Armis just locked in $435M in pre-IPO fuel at a $6.1B valuation, led by Goldman Sachs Alternatives Growth Equity with CapitalG, Evolution Equity Partners, and an all-star lineup of existing investors doubling down. This isn’t your typical cybersecurity raise, it’s a statement. You don’t pull that kind of capital unless you’re rewriting how the world handles digital exposure. It’s not luck. It’s precision.
Founded in 2015 by Yevgeny Dibrov (CEO) and Nadir Izrael (CTO), both Technion grads, both veterans of Israel’s elite Unit 8200, Armis didn’t stumble into success; they engineered it. Dibrov learned scale at Adallom before its $320M sale to Microsoft. Izrael built Google’s autocomplete and learned how data thinks before it’s even typed. Together, they turned Armis into the quiet force watching over the connected world, from the boardroom to the boiler room.
Headquartered in San Francisco with global hubs from Tel Aviv to London, Armis has become the unseen muscle behind modern security. Its Armis Centrix platform doesn’t just detect, it predicts. It watches every IT, IoT, OT, and cloud asset, 500M+ devices and counting, through an AI-driven engine that knows the difference between a vulnerability and a crisis waiting to happen. Agentless. Effortless. Fearless.

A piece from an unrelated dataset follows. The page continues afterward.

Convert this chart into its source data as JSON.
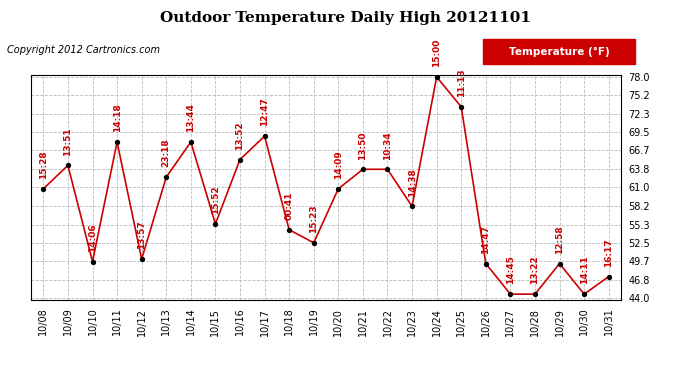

In the past 18 months, Armis doubled ARR to $300M, serving 40% of the Fortune 100 and 60% of the Fortune 10. United Airlines, Colgate-Palmolive, Mondelez, Reckitt, and Oracle already trust them to keep the lights on and the hackers out. The next milestone: $500M ARR pre-IPO, $1B long term. CFO Jonathan Carr, with IPO-seasoned chops from Atlassian and SurveyMonkey, is running a tight ship. President Alex Mosher drives unified global growth. CMO Conor Coughlan turns technical depth into market gravity.
The $435M raise isn’t just capital, it’s jet fuel for expansion. New offices in Munich, London, Bucharest, and NYC signal the scale-up phase. The March 2025 acquisition of Otorio for $120M brought serious OT/CPS firepower, giving Armis control in air-gapped, industrial, and critical infrastructure environments. When you’re securing hospitals, airports, and city grids, “mission critical” isn’t a buzzword, it’s Tuesday.
Armis is already running with public-company discipline, hitting targets like it’s IPO rehearsal. This round accelerates product innovation, global reach, and the march toward public debut in late 2026 or early 2027. Dibrov and Izrael aren’t chasing hype, they’re building a legacy company for the long haul.